Although more homes are finally coming onto the market, the demand still significantly outweighs supply. That imbalance between supply and demand continues to fuel increases in the value of homes which have risen to an average of £242,000 – equivalent to an annual increase of 7.4% on the average price of £216,500 at the same time last year.

Housing market could be hit by rocketing inflation

The housing market needs to prepare itself for a double whammy in the face of runaway inflation in the months ahead, warned Property Industry Eye in an article on the 24th of January.

The rate of inflation in the UK has already risen to 5.4% – a 30-year high – as prices for food, clothes, furniture, and housing grow steadily higher.

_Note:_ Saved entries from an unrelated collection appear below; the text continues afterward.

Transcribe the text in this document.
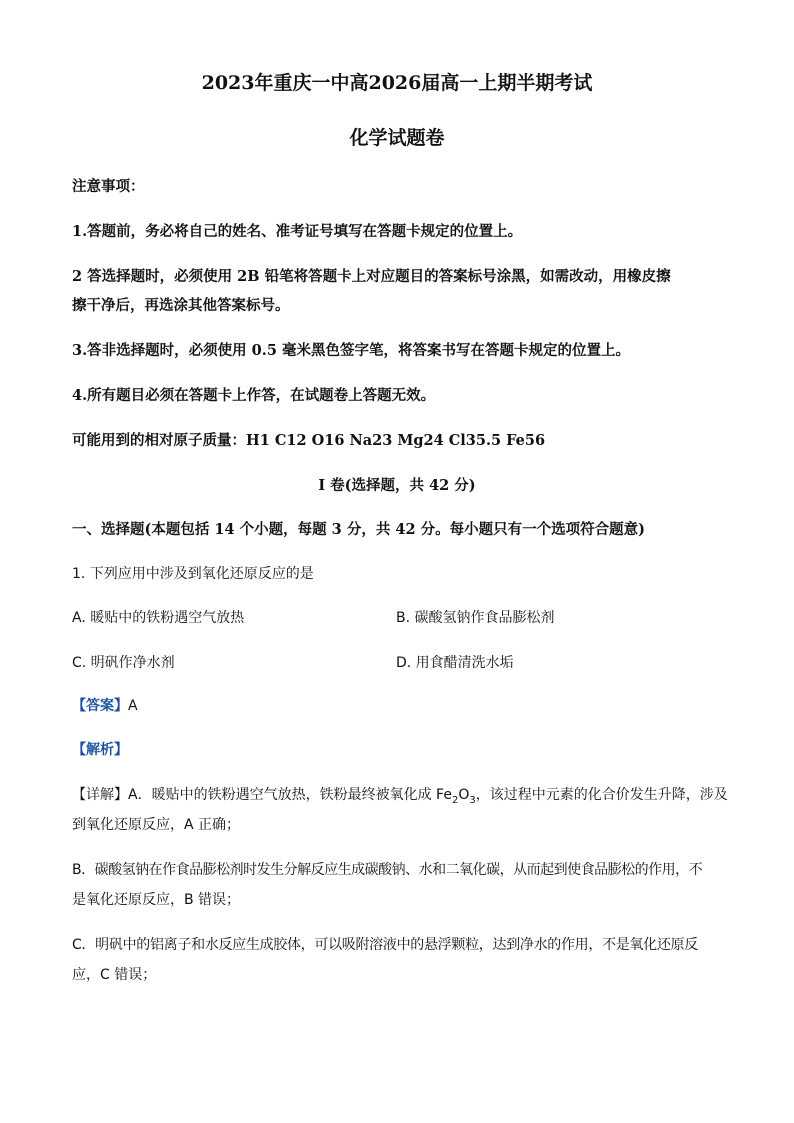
2023年重庆一中高2026届高一上期半期考试
化学试题卷
注意事项：
1.答题前，务必将自己的姓名、准考证号填写在答题卡规定的位置上。
2 答选择题时，必须使用 2B 铅笔将答题卡上对应题目的答案标号涂黑，如需改动，用橡皮擦
擦干净后，再选涂其他答案标号。
3.答非选择题时，必须使用 0.5 毫米黑色签字笔，将答案书写在答题卡规定的位置上。
4.所有题目必须在答题卡上作答，在试题卷上答题无效。
可能用到的相对原子质量：H1 C12 O16 Na23 Mg24 Cl35.5 Fe56
I 卷(选择题，共 42 分)
一、选择题(本题包括 14 个小题，每题 3 分，共 42 分。每小题只有一个选项符合题意)
1. 下列应用中涉及到氧化还原反应的是
A. 暖贴中的铁粉遇空气放热	B. 碳酸氢钠作食品膨松剂
C. 明矾作净水剂	D. 用食醋清洗水垢
【答案】A
【解析】
【详解】A．暖贴中的铁粉遇空气放热，铁粉最终被氧化成 $Fe_2O_3$，该过程中元素的化合价发生升降，涉及
到氧化还原反应，A 正确；
B．碳酸氢钠在作食品膨松剂时发生分解反应生成碳酸钠、水和二氧化碳，从而起到使食品膨松的作用，不
是氧化还原反应，B 错误；
C．明矾中的铝离子和水反应生成胶体，可以吸附溶液中的悬浮颗粒，达到净水的作用，不是氧化还原反
应，C 错误；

That process of inflation threatens to deal a double blow to the housing market:

  • inflation means that people have a lot less money to spend. With all other prices around them mounting, first-time homebuyers will be far less likely to take the plunge with the huge financial commitment of putting their first foot on the housing ladder. Instead, they are likely to “wait and see”. That, in turn, deprives the market of buyers;
  • secondly, the Bank of England may be inclined to increase interest rates so that people have less money in their pockets, they spend less, and inflation is pushed down that way. Except for the fact that much of that expenditure is beyond the control of the average consumer and goes on daily essentials such as food, heating, light, and water.

Whether interest rates go up – and by how much – inflation will be one of the determining factors for the health of the housing market in the months to come.